The Minnesota Court of Appeals this week became the second court in two years to reject a lawsuit seeking to restore voting rights to Minnesotans who are on felony probation sentences.

The suit was first filed against Minnesota Secretary of State Steve Simon in 2019 by the American Civil Liberties Union of Minnesota on behalf of four Minnesotans serving long felony probation terms. It placed Simon, a vocal proponent of restoring voting rights to all non-incarcerated felons, in the awkward position of defending the constitutionality of a law he wants changed.

But in an interview Tuesday, Simon said that the Legislature, not the courts, should be the venue for restoring such rights.

“As a person, as an advocate, I strongly favor restoring the right to vote to those who have left prison behind,” Simon said. “I’ve never made any secret of that, and I think Minnesota is happily moving in that direction.”

David McKinney, a staff attorney for the ACLU in Minnesota, said Tuesday that the ACLU would “keep fighting” and appeal this week’s ruling to the Minnesota Supreme Court.

“Felony disenfranchisement is one of the enduring and systemic racial disparities in our criminal justice system,” said McKinney. “Depriving people of their right to vote further entrenches these disparities.”

DFL lawmakers have sought unsuccessfully for years to pass legislation that would immediately return the right to vote to Minnesotans released from prison. One of the four plaintiffs in the lawsuit against Simon, Jennifer Schroeder, became a prominent face in the push for such legislation in 2019 when she shared her story of being unable to vote until 2053 when her 40-year probation term is scheduled to end.

Schroeder is joined by Elizer Darris, Christopher Jecevicus-Varner and Tierre Caldwell, all of whom cannot vote until the end of their own lengthy terms — including a 20-year sentence for Jecevicus-Varner.

The plaintiffs sued Simon in his official capacity as secretary of state, arguing that the prohibition on felon voting is an unconstitutional deprivation “of their fundamental constitutional right to participation in the democratic process.” The plaintiffs argued that the state law violates right-to-vote provisions and equal-protection principles in the Minnesota Constitution as well as violating the Constitution’s due-process clause.
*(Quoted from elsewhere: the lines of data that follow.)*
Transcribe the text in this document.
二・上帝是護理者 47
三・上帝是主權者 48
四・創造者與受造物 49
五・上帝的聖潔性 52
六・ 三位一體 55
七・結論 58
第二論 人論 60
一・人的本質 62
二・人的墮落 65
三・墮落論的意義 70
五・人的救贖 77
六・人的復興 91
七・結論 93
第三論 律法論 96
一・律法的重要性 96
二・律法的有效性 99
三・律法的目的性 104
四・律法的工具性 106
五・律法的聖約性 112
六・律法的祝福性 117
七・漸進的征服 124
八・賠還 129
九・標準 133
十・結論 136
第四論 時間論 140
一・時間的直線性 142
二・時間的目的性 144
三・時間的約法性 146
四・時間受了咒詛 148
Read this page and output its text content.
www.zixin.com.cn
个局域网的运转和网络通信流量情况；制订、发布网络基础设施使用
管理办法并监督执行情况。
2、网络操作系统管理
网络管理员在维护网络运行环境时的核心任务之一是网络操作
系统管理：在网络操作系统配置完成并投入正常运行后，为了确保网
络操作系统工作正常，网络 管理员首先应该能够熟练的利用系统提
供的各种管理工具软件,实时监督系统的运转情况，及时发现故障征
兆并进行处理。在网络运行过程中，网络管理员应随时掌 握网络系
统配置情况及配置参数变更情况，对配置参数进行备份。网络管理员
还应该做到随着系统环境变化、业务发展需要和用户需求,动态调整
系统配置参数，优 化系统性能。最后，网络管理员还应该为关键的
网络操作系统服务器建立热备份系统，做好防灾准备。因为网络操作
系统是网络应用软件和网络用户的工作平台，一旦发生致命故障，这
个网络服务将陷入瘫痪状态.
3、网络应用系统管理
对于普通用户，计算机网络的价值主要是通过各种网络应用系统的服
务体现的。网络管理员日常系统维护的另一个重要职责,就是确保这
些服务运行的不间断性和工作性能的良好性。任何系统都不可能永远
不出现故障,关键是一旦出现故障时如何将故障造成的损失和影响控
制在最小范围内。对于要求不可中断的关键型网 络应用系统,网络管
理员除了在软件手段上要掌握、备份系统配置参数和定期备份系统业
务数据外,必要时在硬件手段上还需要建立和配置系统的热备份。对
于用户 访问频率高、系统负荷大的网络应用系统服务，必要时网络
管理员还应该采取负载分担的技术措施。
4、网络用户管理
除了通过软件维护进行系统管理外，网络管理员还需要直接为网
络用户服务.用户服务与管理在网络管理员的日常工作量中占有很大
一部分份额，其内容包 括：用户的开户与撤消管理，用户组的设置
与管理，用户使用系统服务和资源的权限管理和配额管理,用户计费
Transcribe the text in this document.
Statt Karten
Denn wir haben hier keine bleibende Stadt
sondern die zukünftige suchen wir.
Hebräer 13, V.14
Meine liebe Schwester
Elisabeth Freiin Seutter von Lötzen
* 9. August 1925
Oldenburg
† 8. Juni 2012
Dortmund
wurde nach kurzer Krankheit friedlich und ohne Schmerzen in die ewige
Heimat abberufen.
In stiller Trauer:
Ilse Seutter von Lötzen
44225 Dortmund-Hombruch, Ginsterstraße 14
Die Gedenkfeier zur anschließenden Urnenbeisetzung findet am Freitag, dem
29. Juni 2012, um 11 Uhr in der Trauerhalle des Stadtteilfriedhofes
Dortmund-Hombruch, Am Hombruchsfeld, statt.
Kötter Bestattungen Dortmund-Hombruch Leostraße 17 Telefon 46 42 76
They sought a court declaration that the statute was unconstitutional and that felons may regain their voting rights upon “being released or excused from incarceration.” A Ramsey County judge denied the plaintiffs’ request for such a declaration last year, which a three-judge Court of Appeals panel upheld Monday.

Writing for the panel that heard the case, Judge Matthew Johnson concluded that the state Constitution provided no language requiring the automatic restoration of civil rights once someone is released from jail or prison. Johnson added that the Constitution’s language instead left it up to the executive or legislative branches to determine how felons’ civil rights would be restored.

“Appellants have not identified any law from the territorial era or the early years of statehood under which felons’ civil rights were restored automatically upon release from incarceration,” Johnson wrote.

Support for expanding voting rights for felons on probation or supervised release is broader in the DFL-led House than it is in the Senate, where Republicans in the majority have been more skeptical about its prospects of reducing recidivism.

Yet Simon said Tuesday that he believed “forward progress” had been made on the proposal in Minnesota as well as nationwide. But with competing voting law proposals stalled as the Legislature works to pass a new two-year budget, Simon concedes that this year may again leave proponents of the felony probation voting rights bill disappointed.

“I’m encouraged that ultimately Minnesota can and will get there, get to that outcome,” Simon said. “But there’s no question that there’s an impasse now from the standpoint of the leadership of the various caucuses, and so that impasse makes imminent action unlikely.”